By Suzanne Miller, Ph.D., CHS-III, CISA, CISM, CRISC, QSA, Principal, Technology Risk and Advisory Consulting Practice
Dr. Suzanne Miller, a principal in Citrin Cooperman’s Technology Risk and Advisory Consulting Practice, is featured in COMMERCE Magazine’s July 2019 special report on cybersecurity, “Cyberspace: Protecting Data is Serious Business,” discussing the importance of having a cybersecurity awareness program.
“Citrin Cooperman employs a cybersescurity awareness outreach program, whereby our clients can request an assessment to see if they are at risk of a cyberattack. Our client, a large automobile dealership, wanted to know if they were at risk of a data breach. They were using a dealer management system and their vendor assured them that they were “safe.” However, once the owner learned that a data breach of their customer data is legally the dealership’s liability, not their vendor’s, they wanted to know how to protect themselves.
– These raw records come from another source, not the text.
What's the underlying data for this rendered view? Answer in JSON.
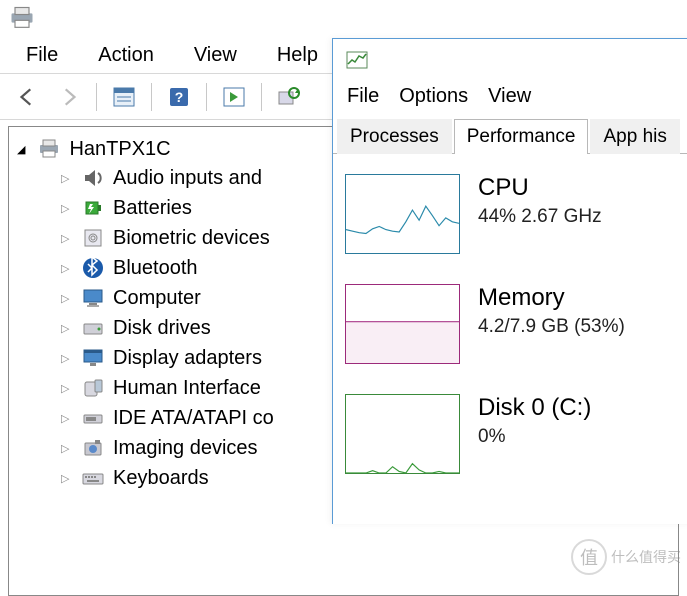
{
  "devmgr": {
    "menu": {
      "file": "File",
      "action": "Action",
      "view": "View",
      "help": "Help"
    },
    "root": "HanTPX1C",
    "items": [
      {
        "label": "Audio inputs and",
        "icon": "speaker"
      },
      {
        "label": "Batteries",
        "icon": "battery"
      },
      {
        "label": "Biometric devices",
        "icon": "fingerprint"
      },
      {
        "label": "Bluetooth",
        "icon": "bluetooth"
      },
      {
        "label": "Computer",
        "icon": "computer"
      },
      {
        "label": "Disk drives",
        "icon": "disk"
      },
      {
        "label": "Display adapters",
        "icon": "display"
      },
      {
        "label": "Human Interface",
        "icon": "hid"
      },
      {
        "label": "IDE ATA/ATAPI co",
        "icon": "ide"
      },
      {
        "label": "Imaging devices",
        "icon": "camera"
      },
      {
        "label": "Keyboards",
        "icon": "keyboard"
      }
    ]
  },
  "taskmgr": {
    "menu": {
      "file": "File",
      "options": "Options",
      "view": "View"
    },
    "tabs": {
      "processes": "Processes",
      "performance": "Performance",
      "apphist": "App his"
    },
    "perf": {
      "cpu": {
        "title": "CPU",
        "sub": "44% 2.67 GHz"
      },
      "mem": {
        "title": "Memory",
        "sub": "4.2/7.9 GB (53%)"
      },
      "disk": {
        "title": "Disk 0 (C:)",
        "sub": "0%"
      }
    }
  },
  "chart_data": [
    {
      "type": "line",
      "title": "CPU",
      "ylim": [
        0,
        100
      ],
      "values": [
        30,
        28,
        26,
        25,
        31,
        34,
        30,
        28,
        27,
        40,
        55,
        42,
        60,
        48,
        35,
        45,
        40,
        38
      ]
    },
    {
      "type": "area",
      "title": "Memory",
      "ylim": [
        0,
        100
      ],
      "values": [
        53,
        53,
        53,
        53,
        53,
        53,
        53,
        53,
        53,
        53,
        53,
        53,
        53,
        53,
        53,
        53,
        53,
        53
      ]
    },
    {
      "type": "line",
      "title": "Disk 0 (C:)",
      "ylim": [
        0,
        100
      ],
      "values": [
        0,
        0,
        0,
        0,
        3,
        0,
        0,
        8,
        2,
        0,
        12,
        4,
        0,
        0,
        2,
        0,
        0,
        0
      ]
    }
  ],
  "watermark": "什么值得买"
}
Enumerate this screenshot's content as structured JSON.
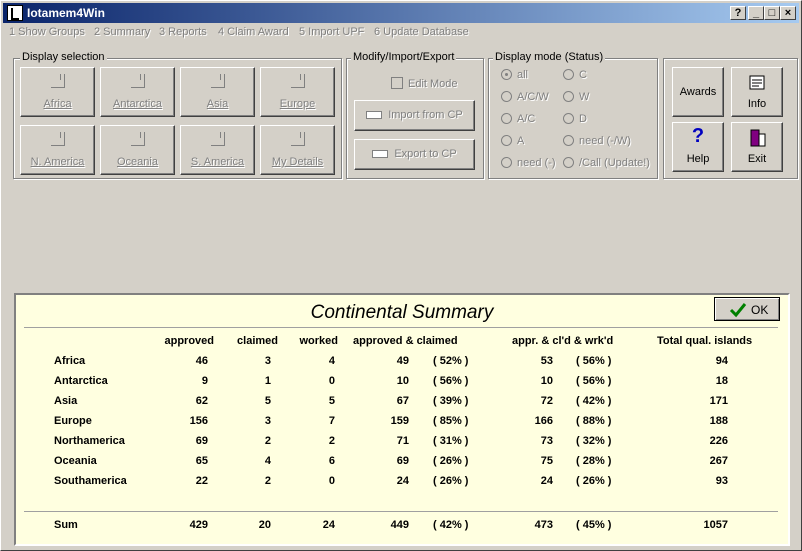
{
  "window": {
    "title": "Iotamem4Win"
  },
  "titlebar_buttons": [
    "?",
    "_",
    "□",
    "×"
  ],
  "menu": [
    "1 Show Groups",
    "2 Summary",
    "3 Reports",
    "4 Claim Award",
    "5 Import UPF",
    "6 Update Database"
  ],
  "display_selection": {
    "label": "Display selection",
    "buttons": [
      "Africa",
      "Antarctica",
      "Asia",
      "Europe",
      "N. America",
      "Oceania",
      "S. America",
      "My Details"
    ]
  },
  "modify": {
    "label": "Modify/Import/Export",
    "edit_mode": "Edit Mode",
    "import_label": "Import from CP",
    "export_label": "Export to CP"
  },
  "display_mode": {
    "label": "Display mode (Status)",
    "options": [
      "all",
      "C",
      "A/C/W",
      "W",
      "A/C",
      "D",
      "A",
      "need (-/W)",
      "need (-)",
      "/Call (Update!)"
    ],
    "selected": "all"
  },
  "actions": {
    "awards": "Awards",
    "info": "Info",
    "help": "Help",
    "exit": "Exit"
  },
  "summary": {
    "title": "Continental Summary",
    "ok_label": "OK",
    "headers": {
      "approved": "approved",
      "claimed": "claimed",
      "worked": "worked",
      "approved_claimed": "approved & claimed",
      "appr_cld_wrkd": "appr. & cl'd & wrk'd",
      "total": "Total qual. islands"
    },
    "rows": [
      {
        "name": "Africa",
        "approved": "46",
        "claimed": "3",
        "worked": "4",
        "ac": "49",
        "ac_pct": "( 52% )",
        "acw": "53",
        "acw_pct": "( 56% )",
        "total": "94"
      },
      {
        "name": "Antarctica",
        "approved": "9",
        "claimed": "1",
        "worked": "0",
        "ac": "10",
        "ac_pct": "( 56% )",
        "acw": "10",
        "acw_pct": "( 56% )",
        "total": "18"
      },
      {
        "name": "Asia",
        "approved": "62",
        "claimed": "5",
        "worked": "5",
        "ac": "67",
        "ac_pct": "( 39% )",
        "acw": "72",
        "acw_pct": "( 42% )",
        "total": "171"
      },
      {
        "name": "Europe",
        "approved": "156",
        "claimed": "3",
        "worked": "7",
        "ac": "159",
        "ac_pct": "( 85% )",
        "acw": "166",
        "acw_pct": "( 88% )",
        "total": "188"
      },
      {
        "name": "Northamerica",
        "approved": "69",
        "claimed": "2",
        "worked": "2",
        "ac": "71",
        "ac_pct": "( 31% )",
        "acw": "73",
        "acw_pct": "( 32% )",
        "total": "226"
      },
      {
        "name": "Oceania",
        "approved": "65",
        "claimed": "4",
        "worked": "6",
        "ac": "69",
        "ac_pct": "( 26% )",
        "acw": "75",
        "acw_pct": "( 28% )",
        "total": "267"
      },
      {
        "name": "Southamerica",
        "approved": "22",
        "claimed": "2",
        "worked": "0",
        "ac": "24",
        "ac_pct": "( 26% )",
        "acw": "24",
        "acw_pct": "( 26% )",
        "total": "93"
      }
    ],
    "sum": {
      "name": "Sum",
      "approved": "429",
      "claimed": "20",
      "worked": "24",
      "ac": "449",
      "ac_pct": "( 42% )",
      "acw": "473",
      "acw_pct": "( 45% )",
      "total": "1057"
    }
  }
}
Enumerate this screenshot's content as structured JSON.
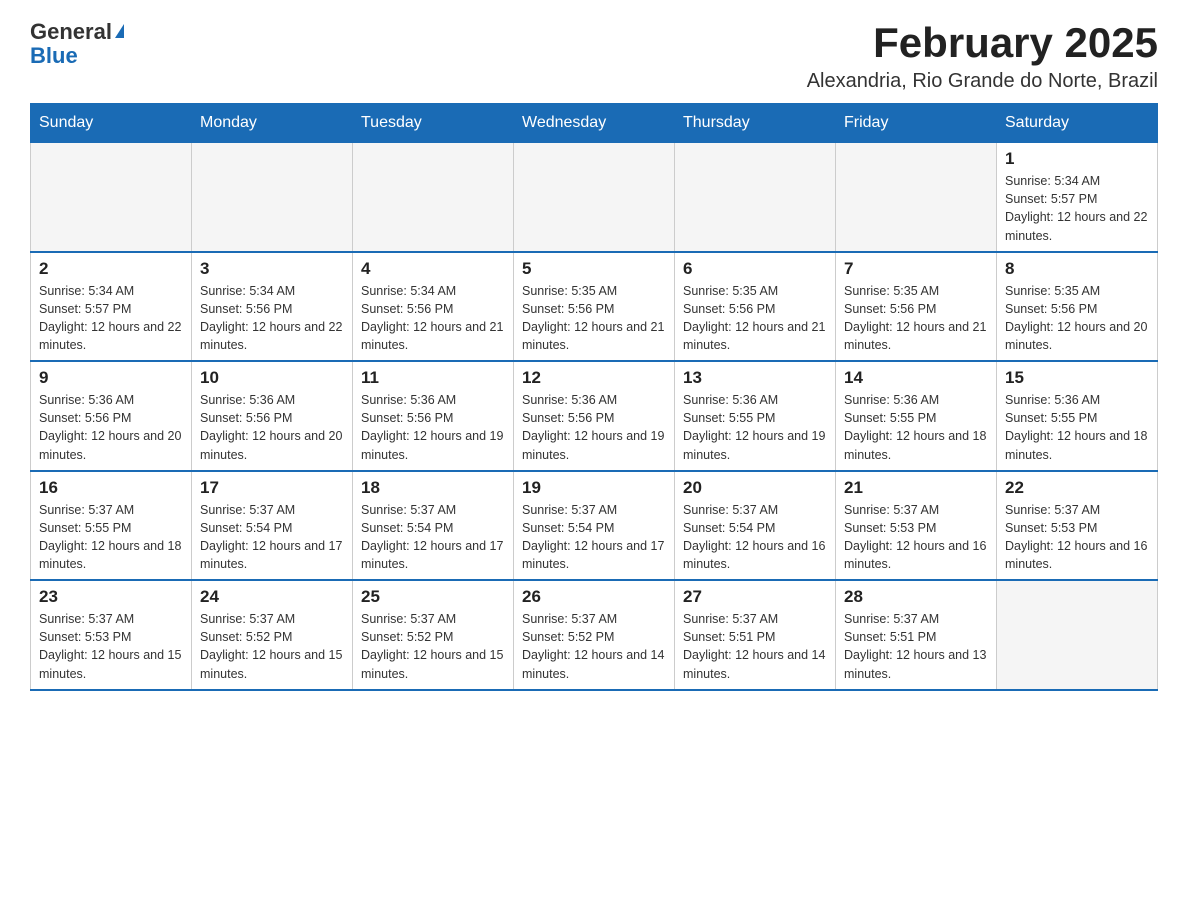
{
  "header": {
    "logo_general": "General",
    "logo_blue": "Blue",
    "month_title": "February 2025",
    "location": "Alexandria, Rio Grande do Norte, Brazil"
  },
  "weekdays": [
    "Sunday",
    "Monday",
    "Tuesday",
    "Wednesday",
    "Thursday",
    "Friday",
    "Saturday"
  ],
  "weeks": [
    [
      {
        "day": "",
        "info": ""
      },
      {
        "day": "",
        "info": ""
      },
      {
        "day": "",
        "info": ""
      },
      {
        "day": "",
        "info": ""
      },
      {
        "day": "",
        "info": ""
      },
      {
        "day": "",
        "info": ""
      },
      {
        "day": "1",
        "info": "Sunrise: 5:34 AM\nSunset: 5:57 PM\nDaylight: 12 hours and 22 minutes."
      }
    ],
    [
      {
        "day": "2",
        "info": "Sunrise: 5:34 AM\nSunset: 5:57 PM\nDaylight: 12 hours and 22 minutes."
      },
      {
        "day": "3",
        "info": "Sunrise: 5:34 AM\nSunset: 5:56 PM\nDaylight: 12 hours and 22 minutes."
      },
      {
        "day": "4",
        "info": "Sunrise: 5:34 AM\nSunset: 5:56 PM\nDaylight: 12 hours and 21 minutes."
      },
      {
        "day": "5",
        "info": "Sunrise: 5:35 AM\nSunset: 5:56 PM\nDaylight: 12 hours and 21 minutes."
      },
      {
        "day": "6",
        "info": "Sunrise: 5:35 AM\nSunset: 5:56 PM\nDaylight: 12 hours and 21 minutes."
      },
      {
        "day": "7",
        "info": "Sunrise: 5:35 AM\nSunset: 5:56 PM\nDaylight: 12 hours and 21 minutes."
      },
      {
        "day": "8",
        "info": "Sunrise: 5:35 AM\nSunset: 5:56 PM\nDaylight: 12 hours and 20 minutes."
      }
    ],
    [
      {
        "day": "9",
        "info": "Sunrise: 5:36 AM\nSunset: 5:56 PM\nDaylight: 12 hours and 20 minutes."
      },
      {
        "day": "10",
        "info": "Sunrise: 5:36 AM\nSunset: 5:56 PM\nDaylight: 12 hours and 20 minutes."
      },
      {
        "day": "11",
        "info": "Sunrise: 5:36 AM\nSunset: 5:56 PM\nDaylight: 12 hours and 19 minutes."
      },
      {
        "day": "12",
        "info": "Sunrise: 5:36 AM\nSunset: 5:56 PM\nDaylight: 12 hours and 19 minutes."
      },
      {
        "day": "13",
        "info": "Sunrise: 5:36 AM\nSunset: 5:55 PM\nDaylight: 12 hours and 19 minutes."
      },
      {
        "day": "14",
        "info": "Sunrise: 5:36 AM\nSunset: 5:55 PM\nDaylight: 12 hours and 18 minutes."
      },
      {
        "day": "15",
        "info": "Sunrise: 5:36 AM\nSunset: 5:55 PM\nDaylight: 12 hours and 18 minutes."
      }
    ],
    [
      {
        "day": "16",
        "info": "Sunrise: 5:37 AM\nSunset: 5:55 PM\nDaylight: 12 hours and 18 minutes."
      },
      {
        "day": "17",
        "info": "Sunrise: 5:37 AM\nSunset: 5:54 PM\nDaylight: 12 hours and 17 minutes."
      },
      {
        "day": "18",
        "info": "Sunrise: 5:37 AM\nSunset: 5:54 PM\nDaylight: 12 hours and 17 minutes."
      },
      {
        "day": "19",
        "info": "Sunrise: 5:37 AM\nSunset: 5:54 PM\nDaylight: 12 hours and 17 minutes."
      },
      {
        "day": "20",
        "info": "Sunrise: 5:37 AM\nSunset: 5:54 PM\nDaylight: 12 hours and 16 minutes."
      },
      {
        "day": "21",
        "info": "Sunrise: 5:37 AM\nSunset: 5:53 PM\nDaylight: 12 hours and 16 minutes."
      },
      {
        "day": "22",
        "info": "Sunrise: 5:37 AM\nSunset: 5:53 PM\nDaylight: 12 hours and 16 minutes."
      }
    ],
    [
      {
        "day": "23",
        "info": "Sunrise: 5:37 AM\nSunset: 5:53 PM\nDaylight: 12 hours and 15 minutes."
      },
      {
        "day": "24",
        "info": "Sunrise: 5:37 AM\nSunset: 5:52 PM\nDaylight: 12 hours and 15 minutes."
      },
      {
        "day": "25",
        "info": "Sunrise: 5:37 AM\nSunset: 5:52 PM\nDaylight: 12 hours and 15 minutes."
      },
      {
        "day": "26",
        "info": "Sunrise: 5:37 AM\nSunset: 5:52 PM\nDaylight: 12 hours and 14 minutes."
      },
      {
        "day": "27",
        "info": "Sunrise: 5:37 AM\nSunset: 5:51 PM\nDaylight: 12 hours and 14 minutes."
      },
      {
        "day": "28",
        "info": "Sunrise: 5:37 AM\nSunset: 5:51 PM\nDaylight: 12 hours and 13 minutes."
      },
      {
        "day": "",
        "info": ""
      }
    ]
  ]
}
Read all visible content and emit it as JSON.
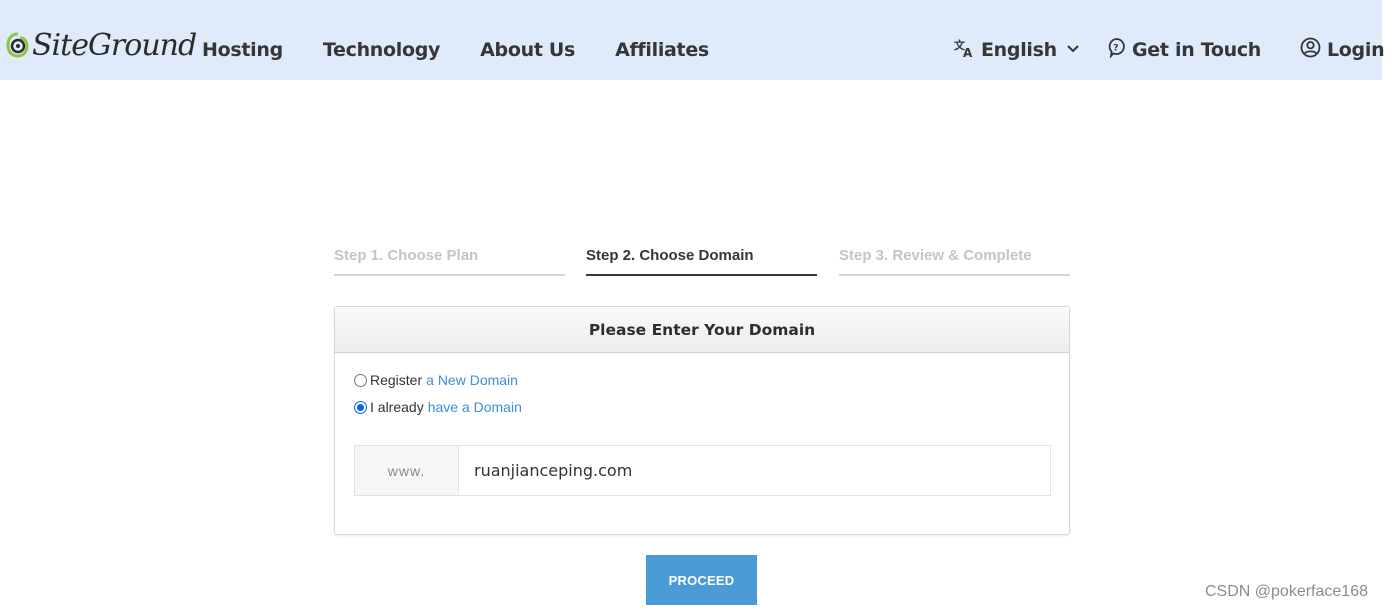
{
  "header": {
    "logo_text": "SiteGround",
    "nav": [
      "Hosting",
      "Technology",
      "About Us",
      "Affiliates"
    ],
    "language": "English",
    "contact": "Get in Touch",
    "login": "Login"
  },
  "steps": [
    {
      "label": "Step 1. Choose Plan",
      "state": "inactive"
    },
    {
      "label": "Step 2. Choose Domain",
      "state": "active"
    },
    {
      "label": "Step 3. Review & Complete",
      "state": "inactive"
    }
  ],
  "card": {
    "title": "Please Enter Your Domain",
    "options": [
      {
        "prefix": "Register",
        "link": "a New Domain",
        "checked": false
      },
      {
        "prefix": "I already",
        "link": "have a Domain",
        "checked": true
      }
    ],
    "domain_prefix": "www.",
    "domain_value": "ruanjianceping.com"
  },
  "proceed_label": "PROCEED",
  "watermark": "CSDN @pokerface168",
  "colors": {
    "header_bg": "#dfeafb",
    "logo_green": "#8dc63f",
    "link": "#3d8fd8",
    "button": "#4b9bd6"
  }
}
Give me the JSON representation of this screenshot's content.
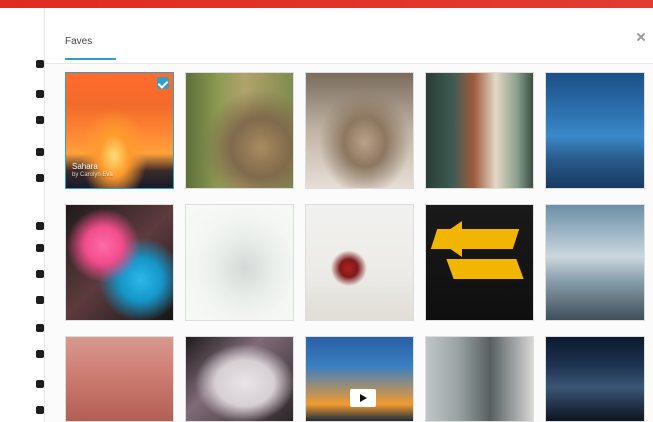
{
  "app": {
    "top_bar_color": "#e02b20"
  },
  "panel": {
    "tab_label": "Faves",
    "close_icon": "close-icon"
  },
  "grid": {
    "items": [
      {
        "caption_title": "Sahara",
        "caption_sub": "by Carolyn Eva",
        "selected": true
      }
    ]
  }
}
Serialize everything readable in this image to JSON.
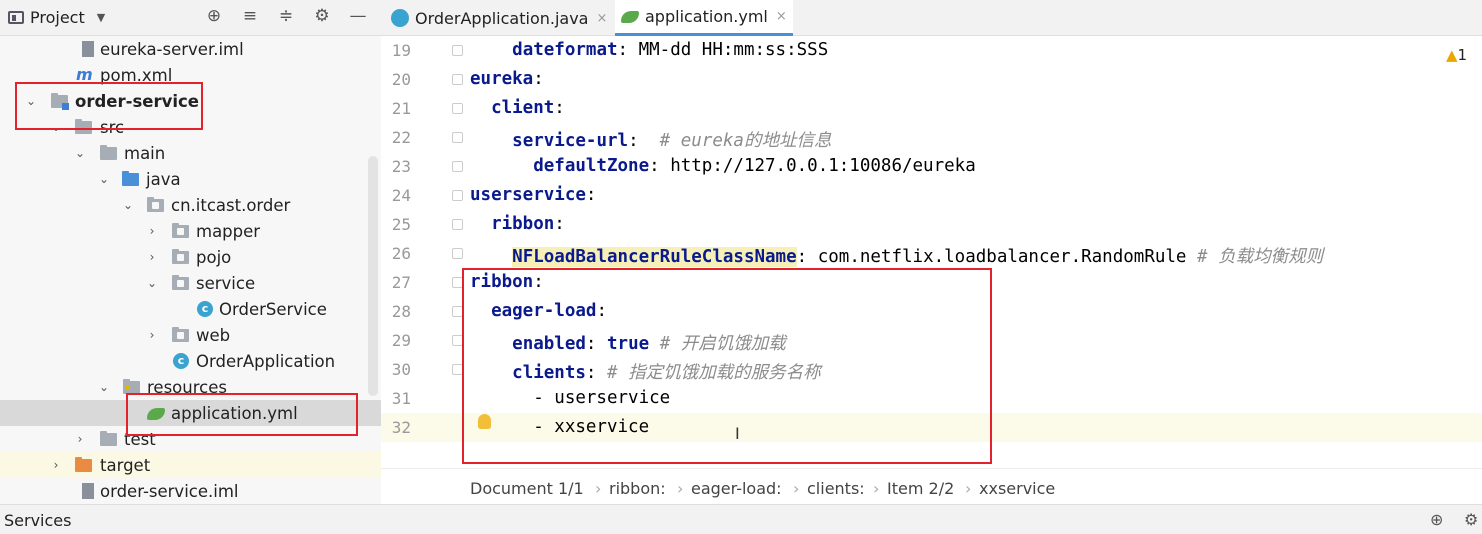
{
  "project_header": {
    "title": "Project",
    "icons": [
      "target-icon",
      "expand-all-icon",
      "collapse-all-icon",
      "gear-icon",
      "minimize-icon"
    ],
    "icon_glyphs": [
      "⊕",
      "≡",
      "≑",
      "⚙",
      "—"
    ]
  },
  "tree": [
    {
      "label": "eureka-server.iml",
      "icon": "iml-file-icon"
    },
    {
      "label": "pom.xml",
      "icon": "maven-icon",
      "icon_glyph": "m"
    },
    {
      "label": "order-service",
      "icon": "module-folder-icon",
      "expanded": true
    },
    {
      "label": "src",
      "icon": "folder-icon",
      "expanded": true
    },
    {
      "label": "main",
      "icon": "folder-icon",
      "expanded": true
    },
    {
      "label": "java",
      "icon": "source-folder-icon",
      "expanded": true
    },
    {
      "label": "cn.itcast.order",
      "icon": "package-icon",
      "expanded": true
    },
    {
      "label": "mapper",
      "icon": "package-icon",
      "expanded": false
    },
    {
      "label": "pojo",
      "icon": "package-icon",
      "expanded": false
    },
    {
      "label": "service",
      "icon": "package-icon",
      "expanded": true
    },
    {
      "label": "OrderService",
      "icon": "class-icon",
      "icon_glyph": "c"
    },
    {
      "label": "web",
      "icon": "package-icon",
      "expanded": false
    },
    {
      "label": "OrderApplication",
      "icon": "spring-class-icon",
      "icon_glyph": "c"
    },
    {
      "label": "resources",
      "icon": "resources-folder-icon",
      "expanded": true
    },
    {
      "label": "application.yml",
      "icon": "yaml-file-icon",
      "selected": true
    },
    {
      "label": "test",
      "icon": "folder-icon",
      "expanded": false
    },
    {
      "label": "target",
      "icon": "excluded-folder-icon",
      "expanded": false
    },
    {
      "label": "order-service.iml",
      "icon": "iml-file-icon"
    }
  ],
  "tabs": [
    {
      "label": "OrderApplication.java",
      "icon": "java-class-icon",
      "close": "×",
      "active": false
    },
    {
      "label": "application.yml",
      "icon": "yaml-file-icon",
      "close": "×",
      "active": true
    }
  ],
  "editor": {
    "warning_count": "1",
    "warning_glyph": "▲",
    "current_line": 32,
    "lines": [
      {
        "num": "19",
        "indent": "    ",
        "key": "dateformat",
        "rest": ": MM-dd HH:mm:ss:SSS",
        "comment": ""
      },
      {
        "num": "20",
        "indent": "",
        "key": "eureka",
        "rest": ":",
        "comment": ""
      },
      {
        "num": "21",
        "indent": "  ",
        "key": "client",
        "rest": ":",
        "comment": ""
      },
      {
        "num": "22",
        "indent": "    ",
        "key": "service-url",
        "rest": ":  ",
        "comment": "# eureka的地址信息"
      },
      {
        "num": "23",
        "indent": "      ",
        "key": "defaultZone",
        "rest": ": http://127.0.0.1:10086/eureka",
        "comment": ""
      },
      {
        "num": "24",
        "indent": "",
        "key": "userservice",
        "rest": ":",
        "comment": ""
      },
      {
        "num": "25",
        "indent": "  ",
        "key": "ribbon",
        "rest": ":",
        "comment": ""
      },
      {
        "num": "26",
        "indent": "    ",
        "key": "NFLoadBalancerRuleClassName",
        "rest": ": com.netflix.loadbalancer.RandomRule ",
        "comment": "# 负载均衡规则",
        "highlight": true
      },
      {
        "num": "27",
        "indent": "",
        "key": "ribbon",
        "rest": ":",
        "comment": ""
      },
      {
        "num": "28",
        "indent": "  ",
        "key": "eager-load",
        "rest": ":",
        "comment": ""
      },
      {
        "num": "29",
        "indent": "    ",
        "key": "enabled",
        "rest": ": ",
        "value": "true",
        "comment": " # 开启饥饿加载"
      },
      {
        "num": "30",
        "indent": "    ",
        "key": "clients",
        "rest": ": ",
        "comment": "# 指定饥饿加载的服务名称"
      },
      {
        "num": "31",
        "indent": "      ",
        "key": "",
        "rest": "- userservice",
        "comment": ""
      },
      {
        "num": "32",
        "indent": "      ",
        "key": "",
        "rest": "- xxservice",
        "comment": ""
      }
    ]
  },
  "breadcrumb": [
    "Document 1/1",
    "ribbon:",
    "eager-load:",
    "clients:",
    "Item 2/2",
    "xxservice"
  ],
  "breadcrumb_separator": "›",
  "status_bar": {
    "label": "Services",
    "icons": [
      "globe-icon",
      "settings-icon"
    ],
    "icon_glyphs": [
      "⊕",
      "⚙"
    ]
  },
  "colors": {
    "annotation_red": "#e2222d",
    "keyword_blue": "#0a1a8c",
    "comment_gray": "#8c8c8c",
    "selection_gray": "#d9d9d9"
  }
}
The first thing we did was perform a data mapping to identify the flow of customer data through our client’s dealership. This process identified multiple risks of exposure across their networks, and on workstations, laptops, tablets, and cell phones. As their data traverses, it is duplicated and stored throughout the dealership, as well as on Internet apps.
We helped our client by building a roadmap to implement specific controls that would eliminate certain exposures and reduce the risks of a cyberattack — at the same time making it possible for the client to meet the compliance obligations of the Payment Card Industry (PCI) Data Security Standard and the FTC Safeguard Rule requirement.”